Dois personagens completamente diferentes, sendo um desajeitado e outro apaixonante, se esbarram acidentalmente e,  por ironia do destino ou consequência de uma aposta, se apaixonam perdidamente. E no momento em que os olhares se cruzam e os lábios se aproximam, um barulho os afasta e é aí que as coisas começam a dar errado! Um mal entendido põe fim à relação. A tristeza é absoluta, ambos decidem seguir em frente. Mas, no último minuto, antes que o avião levante vôo ou que o padre oficialize um casamento sem amor, lá está um dos personagens arrependido pedindo uma segunda chance. O casal então se abraça, se beija e vivem, a partir daquele momento, felizes para sempre.

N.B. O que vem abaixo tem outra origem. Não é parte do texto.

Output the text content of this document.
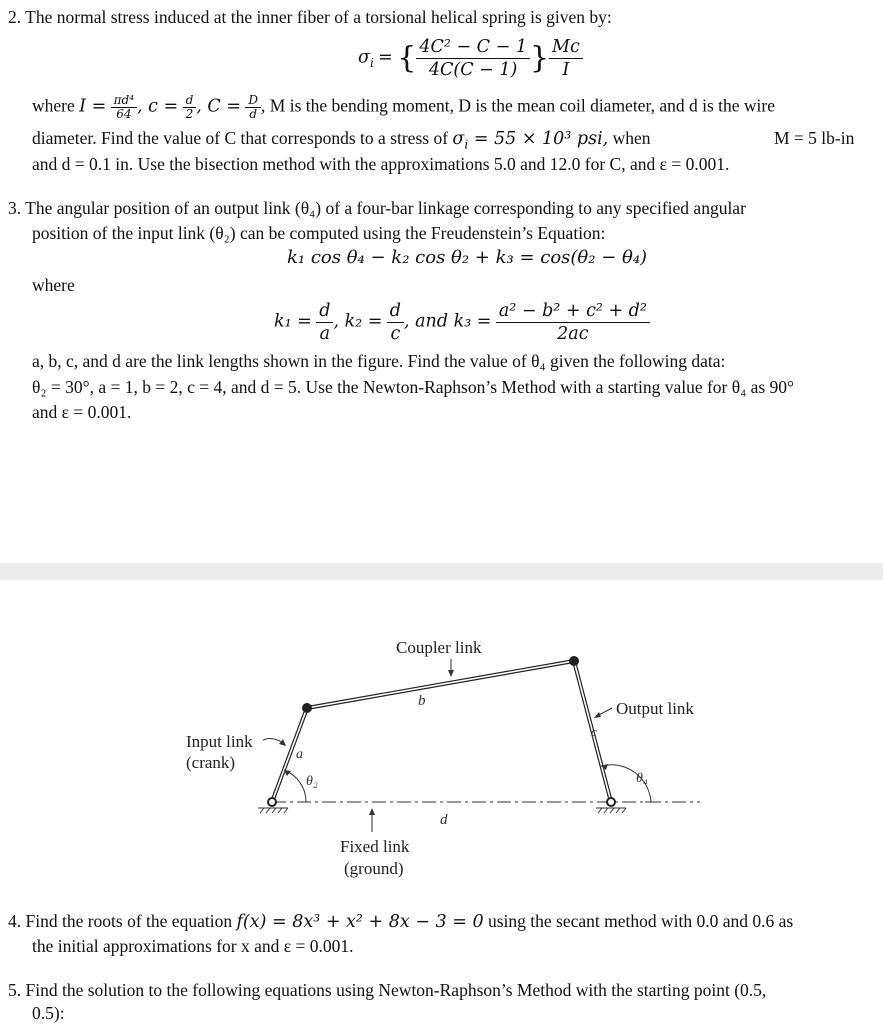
2. The normal stress induced at the inner fiber of a torsional helical spring is given by:
$\sigma_i$ = { $\frac{\text{4C² − C − 1}}{4C(C - 1)}$ } $\frac{Mc}{I}$
where $I = \frac{\text{πd⁴}}{64}$ , $c = \frac{d}{2}$ , $C = \frac{D}{d}$ , M is the bending moment, D is the mean coil diameter, and d is the wire
diameter. Find the value of C that corresponds to a stress of $\sigma_i = 55 \times 10^3$ psi, when	M = 5 lb-in
and d = 0.1 in. Use the bisection method with the approximations 5.0 and 12.0 for C, and ε = 0.001.
3. The angular position of an output link (θ₄) of a four-bar linkage corresponding to any specified angular
position of the input link (θ₂) can be computed using the Freudenstein’s Equation:
k₁ cos θ₄ − k₂ cos θ₂ + k₃ = cos(θ₂ − θ₄)
where
$k_1 = \frac{d}{a}$ , $k_2 = \frac{d}{c}$ , and $k_3 = \frac{\text{a² − b² + c² + d²}}{2ac}$
a, b, c, and d are the link lengths shown in the figure. Find the value of θ₄ given the following data:
θ₂ = 30°, a = 1, b = 2, c = 4, and d = 5. Use the Newton-Raphson’s Method with a starting value for θ₄ as 90°
and ε = 0.001.
Coupler link
b	Output link
c
Input link
(crank)	a
θ₂	θ₄
d
Fixed link
(ground)
4. Find the roots of the equation f(x) = 8x³ + x² + 8x − 3 = 0 using the secant method with 0.0 and 0.6 as
the initial approximations for x and ε = 0.001.
5. Find the solution to the following equations using Newton-Raphson’s Method with the starting point (0.5,
0.5):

A gente sabe que é falso, a gente sabe que na vida real as coisas são muito diferentes, a gente sabe que "príncipes encantados" ou "vampiros apaixonados que brilham no sol" não existem, mas mesmo assim, a gente AMA, a gente suspira, a gente sorri, a gente chora, a gente se arrepia, a gente comemora, a gente se apaixona e a gente se perde completamente em um romance. Mas... se é algo tão fora da realidade, porque a gente gosta tanto?

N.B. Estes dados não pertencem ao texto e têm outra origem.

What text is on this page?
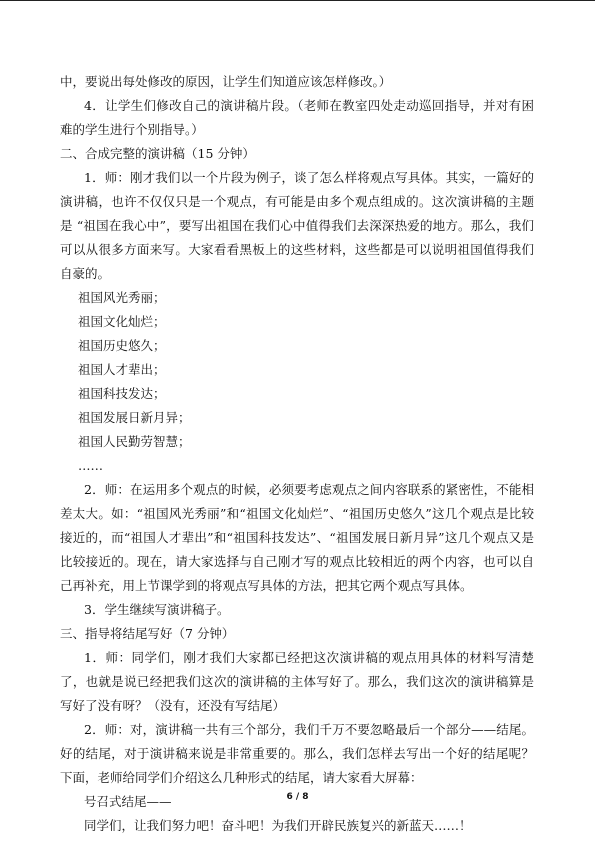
中，要说出每处修改的原因，让学生们知道应该怎样修改。）

4．让学生们修改自己的演讲稿片段。（老师在教室四处走动巡回指导，并对有困难的学生进行个别指导。）

二、合成完整的演讲稿（15 分钟）

1．师：刚才我们以一个片段为例子，谈了怎么样将观点写具体。其实，一篇好的演讲稿，也许不仅仅只是一个观点，有可能是由多个观点组成的。这次演讲稿的主题是 “祖国在我心中”，要写出祖国在我们心中值得我们去深深热爱的地方。那么，我们可以从很多方面来写。大家看看黑板上的这些材料，这些都是可以说明祖国值得我们自豪的。

祖国风光秀丽；

祖国文化灿烂；

祖国历史悠久；

祖国人才辈出；

祖国科技发达；

祖国发展日新月异；

祖国人民勤劳智慧；

……

2．师：在运用多个观点的时候，必须要考虑观点之间内容联系的紧密性，不能相差太大。如：“祖国风光秀丽”和“祖国文化灿烂”、“祖国历史悠久”这几个观点是比较接近的，而“祖国人才辈出”和“祖国科技发达”、“祖国发展日新月异”这几个观点又是比较接近的。现在，请大家选择与自己刚才写的观点比较相近的两个内容，也可以自己再补充，用上节课学到的将观点写具体的方法，把其它两个观点写具体。

3．学生继续写演讲稿子。

三、指导将结尾写好（7 分钟）

1．师：同学们，刚才我们大家都已经把这次演讲稿的观点用具体的材料写清楚了，也就是说已经把我们这次的演讲稿的主体写好了。那么，我们这次的演讲稿算是写好了没有呀？（没有，还没有写结尾）

2．师：对，演讲稿一共有三个部分，我们千万不要忽略最后一个部分——结尾。好的结尾，对于演讲稿来说是非常重要的。那么，我们怎样去写出一个好的结尾呢？下面，老师给同学们介绍这么几种形式的结尾，请大家看大屏幕：

号召式结尾——

同学们，让我们努力吧！奋斗吧！为我们开辟民族复兴的新蓝天……！

6 / 8
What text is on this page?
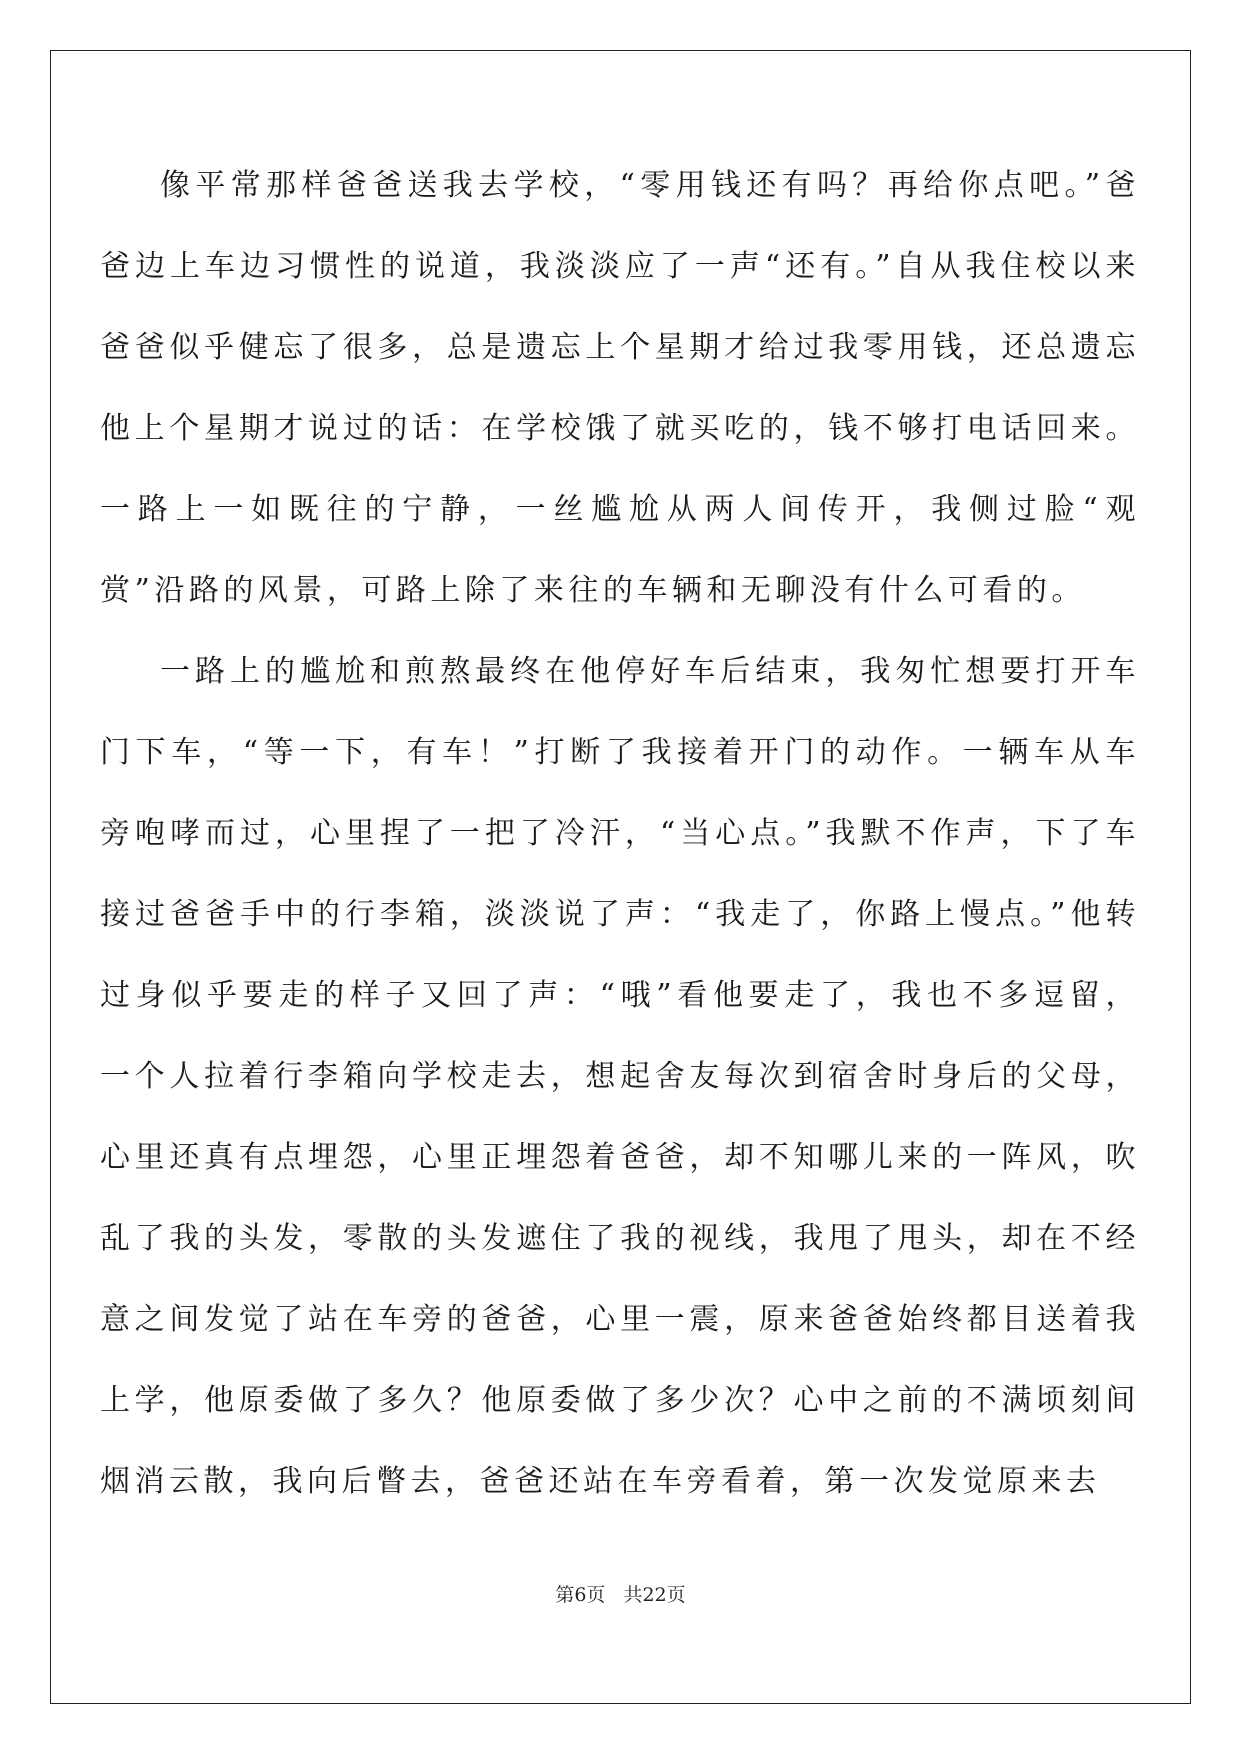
像平常那样爸爸送我去学校，“零用钱还有吗？再给你点吧。”爸爸边上车边习惯性的说道，我淡淡应了一声“还有。”自从我住校以来爸爸似乎健忘了很多，总是遗忘上个星期才给过我零用钱，还总遗忘他上个星期才说过的话：在学校饿了就买吃的，钱不够打电话回来。一路上一如既往的宁静，一丝尴尬从两人间传开，我侧过脸“观赏”沿路的风景，可路上除了来往的车辆和无聊没有什么可看的。

一路上的尴尬和煎熬最终在他停好车后结束，我匆忙想要打开车门下车，“等一下，有车！”打断了我接着开门的动作。一辆车从车旁咆哮而过，心里捏了一把了冷汗，“当心点。”我默不作声，下了车接过爸爸手中的行李箱，淡淡说了声：“我走了，你路上慢点。”他转过身似乎要走的样子又回了声：“哦”看他要走了，我也不多逗留，一个人拉着行李箱向学校走去，想起舍友每次到宿舍时身后的父母，心里还真有点埋怨，心里正埋怨着爸爸，却不知哪儿来的一阵风，吹乱了我的头发，零散的头发遮住了我的视线，我甩了甩头，却在不经意之间发觉了站在车旁的爸爸，心里一震，原来爸爸始终都目送着我上学，他原委做了多久？他原委做了多少次？心中之前的不满顷刻间烟消云散，我向后瞥去，爸爸还站在车旁看着，第一次发觉原来去

第6页 共22页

Na década de 90, os cientistas descobriram que nós temos "um grupo" de neurônios que é capaz de reproduzir sentimentos e ações através da observação e da imitação, os chamados neurônios-espelho.

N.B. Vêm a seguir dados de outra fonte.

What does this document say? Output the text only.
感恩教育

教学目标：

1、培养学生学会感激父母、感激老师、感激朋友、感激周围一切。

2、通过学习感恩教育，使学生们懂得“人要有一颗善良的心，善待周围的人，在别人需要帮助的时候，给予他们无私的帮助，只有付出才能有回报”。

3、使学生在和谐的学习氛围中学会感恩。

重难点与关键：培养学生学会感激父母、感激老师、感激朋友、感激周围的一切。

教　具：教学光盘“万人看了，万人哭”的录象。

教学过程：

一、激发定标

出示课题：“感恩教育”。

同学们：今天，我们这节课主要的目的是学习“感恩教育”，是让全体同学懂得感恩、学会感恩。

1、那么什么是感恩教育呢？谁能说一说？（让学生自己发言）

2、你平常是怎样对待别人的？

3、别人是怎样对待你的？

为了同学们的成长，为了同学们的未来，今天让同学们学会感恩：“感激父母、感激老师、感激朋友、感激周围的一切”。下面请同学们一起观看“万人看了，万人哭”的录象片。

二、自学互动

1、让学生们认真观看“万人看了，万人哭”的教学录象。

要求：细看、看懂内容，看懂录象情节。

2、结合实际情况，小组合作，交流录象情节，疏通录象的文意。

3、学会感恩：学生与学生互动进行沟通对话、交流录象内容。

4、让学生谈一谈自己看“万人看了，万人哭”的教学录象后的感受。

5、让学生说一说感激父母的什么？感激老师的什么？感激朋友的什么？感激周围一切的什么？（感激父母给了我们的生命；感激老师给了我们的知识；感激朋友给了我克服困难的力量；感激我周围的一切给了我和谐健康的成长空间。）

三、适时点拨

Para os cientistas, estes neurônios foram essenciais para nossa evolução, pois propiciaram o aprendizado de habilidades, e foram determinantes para nossa sobrevivência, pois eles permitiram a leitura das intenções e emoções alheias - criando com isso empatia entre os membros do grupo e antecipando comportamentos hostis dos seres a sua volta.

Trazendo o conceito para a nossa realidade: 
Sabe quando a gente assiste repetidamente a uma coreografia e, mesmo sem nunca tê-la executado, conseguimos reproduzir os passos como se houvéssemos ensaiado antes? É por conta dos neurônios-espelho. 

Outro exemplo: 
Sabe aquela sensação de dor que nós temos quando um jogador de futebol leva uma bolada no meio das pernas ou quando alguém dá uma topada com o dedinho do pé em uma quina? Mesmo não sendo homens ou nunca termos batido o dedinho do pé em uma quina a gente sente a dor como se fosse a nossa... As vezes até nos falta ar! São os neurônios-espelho agindo. Por se "colocar no lugar do outro" também chamados de Neurônios da Empatia ou Neurônios de Gandhi.

Mas o que os Neurônios-Espelho tem a ver com os Romances?

Pois bem, segundo Pedro de Camargo, autor do livro "Eu compro sim! Mas a culpa é dos hormônios."; estudos seguintes relacionaram neurônios-espelhos com obras de ficção (livros, TV, Filmes) e constataram que o cérebro humano é capaz de realizar uma projeção imaginária de um estado subjetivo, afetivo ou cognitivo. 

Deste modo, quando uma pessoa mergulha em uma história de ficção as células se "acendem" e respondem como se ela estivesse fazendo o que o personagem está fazendo. É como eu falei na postagem do filme "Como perder um homem em dez dias", somos capazes de sentir prazer, medo, dor, agonia, felicidade, tristeza.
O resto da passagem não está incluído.